On appeal, the FFA argued National Union failed to show it suffered actual prejudice to the FFA’s defense in the RICO Case due to the judgment in the ESA Case. The FFA further asserted the evidence presented at trial in the Coverage Case “had a negligible effect on [the FFA’s] decision to settle the RICO Case.” At trial, National Union’s sole witness asserted that had National Union been given timely notice of the RICO Case, it would have 1) appointed its own panel counsel to defend FFA in the RICO Case; 2) monitored the ESA Case; 3) participated in the decision to stay the RICO Case; and 4) attempted to settle the RICO Case.

The Maryland Court of Special Appeals ruled the trial court erred by entering judgment in favor of National Union as a matter of law and National Union failed to show the late notice of the RICO case resulted in actual prejudice to it.
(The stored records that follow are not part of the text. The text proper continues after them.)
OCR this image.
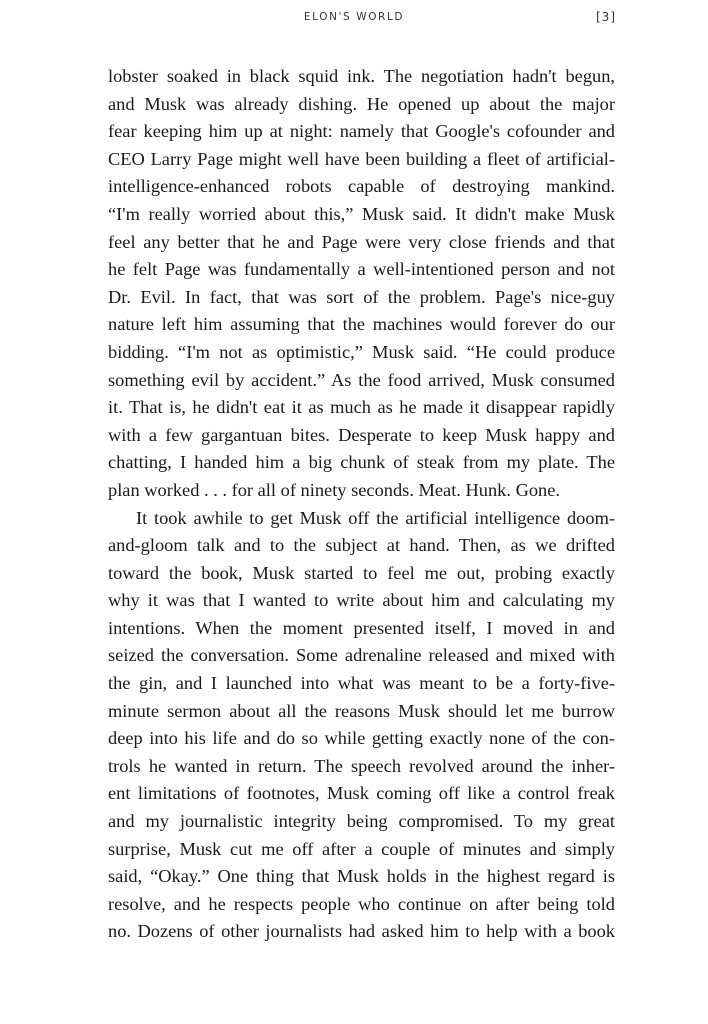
ELON'S WORLD	[3]
lobster soaked in black squid ink. The negotiation hadn't begun,
and Musk was already dishing. He opened up about the major
fear keeping him up at night: namely that Google's cofounder and
CEO Larry Page might well have been building a fleet of artificial-
intelligence-enhanced robots capable of destroying mankind.
“I'm really worried about this,” Musk said. It didn't make Musk
feel any better that he and Page were very close friends and that
he felt Page was fundamentally a well-intentioned person and not
Dr. Evil. In fact, that was sort of the problem. Page's nice-guy
nature left him assuming that the machines would forever do our
bidding. “I'm not as optimistic,” Musk said. “He could produce
something evil by accident.” As the food arrived, Musk consumed
it. That is, he didn't eat it as much as he made it disappear rapidly
with a few gargantuan bites. Desperate to keep Musk happy and
chatting, I handed him a big chunk of steak from my plate. The
plan worked . . . for all of ninety seconds. Meat. Hunk. Gone.
It took awhile to get Musk off the artificial intelligence doom-
and-gloom talk and to the subject at hand. Then, as we drifted
toward the book, Musk started to feel me out, probing exactly
why it was that I wanted to write about him and calculating my
intentions. When the moment presented itself, I moved in and
seized the conversation. Some adrenaline released and mixed with
the gin, and I launched into what was meant to be a forty-five-
minute sermon about all the reasons Musk should let me burrow
deep into his life and do so while getting exactly none of the con-
trols he wanted in return. The speech revolved around the inher-
ent limitations of footnotes, Musk coming off like a control freak
and my journalistic integrity being compromised. To my great
surprise, Musk cut me off after a couple of minutes and simply
said, “Okay.” One thing that Musk holds in the highest regard is
resolve, and he respects people who continue on after being told
no. Dozens of other journalists had asked him to help with a book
The court stated National Union could only meet its burden “upon proof that, had it been given timely notice of the RICO Case, in 2007 or early 2008, instead of untimely notice in 2010, it would have taken some action in that period of delay that would have averted that judgment.” The court determined National Union’s evidence presented at trial was insufficient to establish such a causal link between the FFA’s late notice of the RICO Case and the outcome of the ESA Case.

Tressler Comment

This decision recognizes the importance of the notice-prejudice rule in different jurisdictions. At the trial court level in the Coverage Case, National Union argued Virginia law, rather than Maryland law, applied, which would only require late notice to support National Union’s disclaimer of coverage. Under Maryland law, for an insurer to disclaim coverage based on late notice of a claim, it must prove by a preponderance of the evidence that the late notice caused it actual prejudice. This ruling is consistent with the Maryland Court of Appeals decision in Sherwood Brands, Inc. v. Great Am. Ins. Co., No. 62 (Maryland Court of Appeals, Feb. 24, 2011). In Sherwood, the court ruled Maryland’s notice-prejudice rule applies to “claims-made policies in which the act triggering coverage occurs during the policy period, but the insured does not comply strictly with the policy’s notice provisions.” In those situations, notice provisions are to be treated as covenants and failure to abide by the covenants constitutes a breach of the policy. These types of breaches are sufficient for the Maryland statute to require a disclaiming insurer to prove prejudice.